All Quotes by Mathematics, from the points of view of the Mathematician and of the Physicist
“In the scientific world... decidedly vague and narrow conceptions of the functions of Mathematical thinking are current.In such circles, the notion is extremely common that the sole function of Mathematics is to provide the means of carrying out... calculations... and thus that Mathematics plays in them a comparatively humble part analogous to that of a mechanical tool.”
“Mathematical thinking...has played a most important part in the formation of the concepts with which the Physical Sciences work... [I]t has reduced the originally vague conceptions which arise in connection with physical observation to precise forms in which they can be exhibited as measurable quantities.”
“Mathematical thought is... the most all-pervading and the most highly specialized department of mental activity.”
“The more closely men scrutinized natural phenomena, at first for practical reasons, and later from intellectual curiosity, the more things and processes they found to have aspects which are measurable, and the more they were able to employ their developing Mathematical processes and concepts for the precise characterization of various aspects of the world of phenomena.”
“But... the natural development of Mathematical thought, starting as it did in connection with the more obvious aspects of sensuous experience, under the pressure of physical needs, brings it to a region reaching far beyond that in which the primitive intuitions of time, space, and matter formed the exclusive subject matter of the Science.”
“The ultimate aim of the Physicist, even [the]... experimental[ist], is much higher than that of attaining to a merely empirical knowledge of facts. His real object is to classify facts in such a way as to refer them to general laws which are of a more or less abstract character, and which involve concepts of schematic representations that require... the aid of the Mathematician.”
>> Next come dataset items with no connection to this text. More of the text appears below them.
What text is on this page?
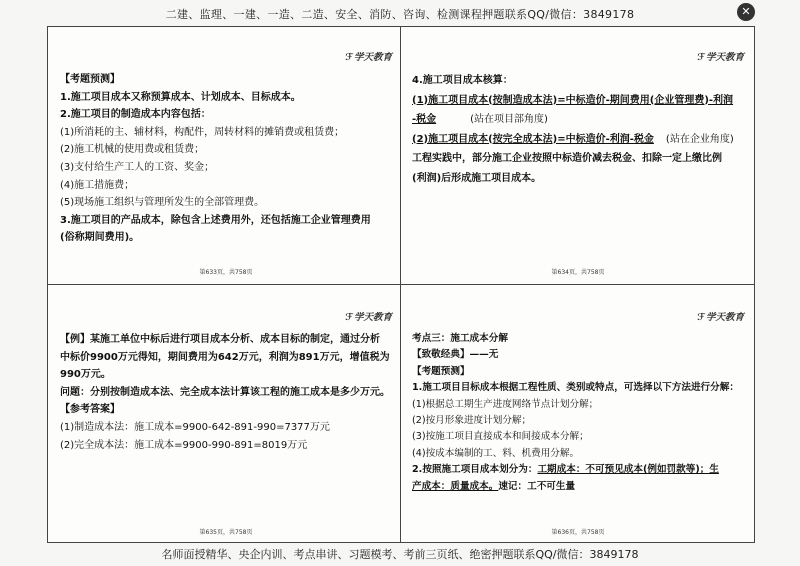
二建、监理、一建、一造、二造、安全、消防、咨询、检测课程押题联系QQ/微信：3849178	✕
ℱ学天教育

【考题预测】

1.施工项目成本又称预算成本、计划成本、目标成本。

2.施工项目的制造成本内容包括：

(1)所消耗的主、辅材料，构配件，周转材料的摊销费或租赁费；

(2)施工机械的使用费或租赁费；

(3)支付给生产工人的工资、奖金；

(4)施工措施费；

(5)现场施工组织与管理所发生的全部管理费。

3.施工项目的产品成本，除包含上述费用外，还包括施工企业管理费用

(俗称期间费用)。

第633页，共758页
ℱ学天教育

4.施工项目成本核算：

(1)施工项目成本(按制造成本法)=中标造价-期间费用(企业管理费)-利润

-税金	(站在项目部角度)

(2)施工项目成本(按完全成本法)=中标造价-利润-税金 (站在企业角度)

工程实践中，部分施工企业按照中标造价减去税金、扣除一定上缴比例

(利润)后形成施工项目成本。

第634页，共758页
ℱ学天教育

【例】某施工单位中标后进行项目成本分析、成本目标的制定，通过分析

中标价9900万元得知，期间费用为642万元，利润为891万元，增值税为

990万元。

问题：分别按制造成本法、完全成本法计算该工程的施工成本是多少万元。

【参考答案】

(1)制造成本法：施工成本=9900-642-891-990=7377万元

(2)完全成本法：施工成本=9900-990-891=8019万元

第635页，共758页
ℱ学天教育

考点三：施工成本分解

【致敬经典】——无

【考题预测】

1.施工项目目标成本根据工程性质、类别或特点，可选择以下方法进行分解：

(1)根据总工期生产进度网络节点计划分解；

(2)按月形象进度计划分解；

(3)按施工项目直接成本和间接成本分解；

(4)按成本编制的工、料、机费用分解。

2.按照施工项目成本划分为：工期成本：不可预见成本(例如罚款等)；生

产成本：质量成本。速记：工不可生量

第636页，共758页
名师面授精华、央企内训、考点串讲、习题模考、考前三页纸、绝密押题联系QQ/微信：3849178
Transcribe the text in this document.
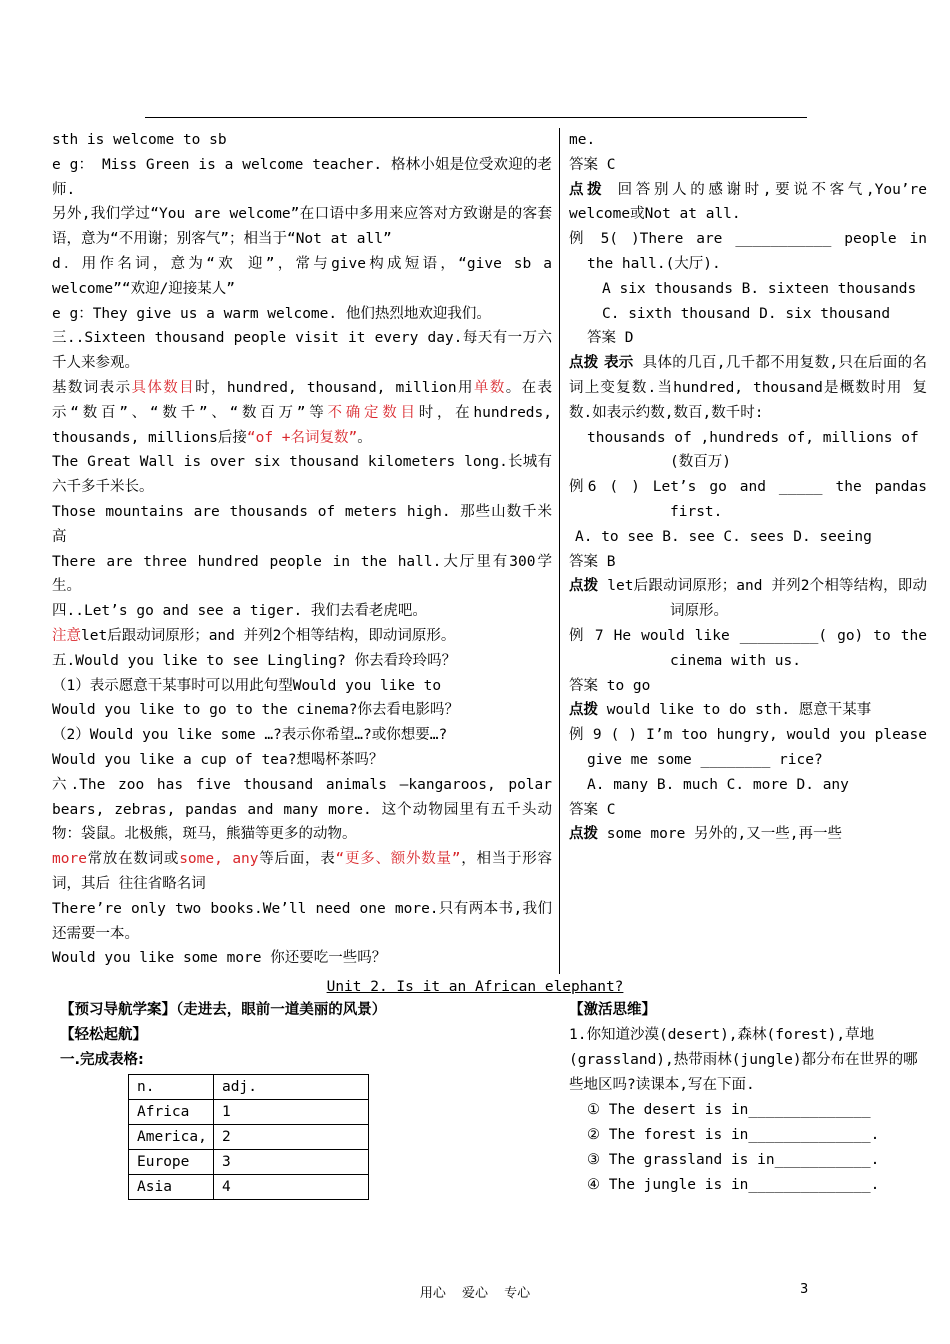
sth is welcome to sb

e g： Miss Green is a welcome teacher. 格林小姐是位受欢迎的老师.

另外,我们学过“You are welcome”在口语中多用来应答对方致谢是的客套语，意为“不用谢；别客气”；相当于“Not at all”

d．用作名词，意为“欢 迎”，常与give构成短语，“give sb a welcome”“欢迎/迎接某人”

e g：They give us a warm welcome. 他们热烈地欢迎我们。

三..Sixteen thousand people visit it every day.每天有一万六千人来参观。

基数词表示具体数目时，hundred, thousand, million用单数。在表示“数百”、“数千”、“数百万”等不确定数目时，在hundreds, thousands, millions后接“of +名词复数”。

The Great Wall is over six thousand kilometers long.长城有六千多千米长。

Those mountains are thousands of meters high. 那些山数千米高

There are three hundred people in the hall.大厅里有300学生。

四..Let’s go and see a tiger. 我们去看老虎吧。

注意let后跟动词原形；and 并列2个相等结构，即动词原形。

五.Would you like to see Lingling? 你去看玲玲吗？

（1）表示愿意干某事时可以用此句型Would you like to

Would you like to go to the cinema?你去看电影吗？

（2）Would you like some …?表示你希望…?或你想要…?

Would you like a cup of tea?想喝杯茶吗？

六.The zoo has five thousand animals –kangaroos, polar bears, zebras, pandas and many more. 这个动物园里有五千头动物：袋鼠。北极熊，斑马，熊猫等更多的动物。

more常放在数词或some, any等后面，表“更多、额外数量”，相当于形容词，其后 往往省略名词

There’re only two books.We’ll need one more.只有两本书,我们还需要一本。

Would you like some more 你还要吃一些吗？

me.

答案 C

点拨 回答别人的感谢时,要说不客气,You’re welcome或Not at all.

例 5( )There are ___________ people in the hall.(大厅).

A six thousands B. sixteen thousands

C. sixth thousand D. six thousand

答案 D

点拨 表示 具体的几百,几千都不用复数,只在后面的名词上变复数.当hundred, thousand是概数时用 复数.如表示约数,数百,数千时:

thousands of ,hundreds of, millions of

(数百万)

例6 ( ) Let’s go and _____ the pandas first.

A. to see B. see C. sees D. seeing

答案 B

点拨 let后跟动词原形；and 并列2个相等结构，即动词原形。

例 7 He would like _________( go) to the cinema with us.

答案 to go

点拨 would like to do sth. 愿意干某事

例 9 ( ) I’m too hungry, would you please give me some ________ rice?

A. many B. much C. more D. any

答案 C

点拨 some more 另外的,又一些,再一些

Unit 2. Is it an African elephant?

【预习导航学案】（走进去，眼前一道美丽的风景）

【轻松起航】

一.完成表格:

n.	adj.
Africa	1
America,	2
Europe	3
Asia	4

【激活思维】

1.你知道沙漠(desert),森林(forest),草地(grassland),热带雨林(jungle)都分布在世界的哪些地区吗?读课本,写在下面.

① The desert is in______________

② The forest is in______________.

③ The grassland is in___________.

④ The jungle is in______________.

用心 爱心 专心	3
“Although the theoretical Physicist has for his real aim the formulation of abstract schemes for the description and correlation of the physical phenomena which he observes, with the Mathematician processes of abstraction must go very much further than with the Physicist.”
“A strong tendency of Mathematics in its later developments is to split up notions, originally undivided, into components, and to proceed to deal with these components in isolation, and often in separate branches of study.”
“Not only did Mathematical Science take its origin in the necessities and interests... in the physical world, but at every stage of its development the problems of Physics have been the source of the ideas which have directed the Mathematician, and from which new paths of investigation have been suggested...”
“But every great problem... from the physical side... has given rise to a train of ideas... and has started a host of questions... [which] have led him in most cases far beyond the original domain...”
“Mathematics can in the long run be developed to the highest degree of perfection, not only from the point of view of specialists within its own domain, but also as constituting an essential component of the intellectual life and stock of ideas of the world, only on the condition that it is allowed full freedom of self-expression.”
“The utilitarian notion... has the fatal limitation that it attempts to assign limits to what is, or may in the future become, useful, in accordance with a more or less arbitrarily restricted standard of what constitutes utility.”
“When the exigencies of Physics suggest to the Mathematician some... special problem for solution, he is impelled to search for some generalization, some law, under which a whole class of analogous processes or problems can be subsumed. ...The Physicist also ...is really occupied in attempting to exhibit ...some general law under which a whole class of phenomena can be subsumed. A narrow utilitarianism would be as fatal to the growth of Physics as to that of Mathematics.”
“The period in which Physical Mathematics was applied with such great success to continuous media probably reached its culmination in Maxwell's equations of Electrodynamics which are now usually regarded as representing the average effects exhibited when actual discreteness is smoothed out.”
“In our own time the centre of physical interest has transferred itself, in connection with Electromagnetism, to the molecular and sub-molecular domain, in which discrete objects become the subject of scrutiny.”
“The boundaries between Physics and Chemistry have been broken down. In this region of investigation... Physicists... have been rewarded by the discovery, during the last two decades, of a crowd of remarkable facts, probably destined to have the most far-reaching influence upon our conceptions of the material world.”
“It has been said that the Theory of Numbers is a subject which has never been soiled by any practical application. Who can be absolutely sure that even so apparently transcendental a branch of thought as this will always remain undefiled by the contaminating touch of physical application?”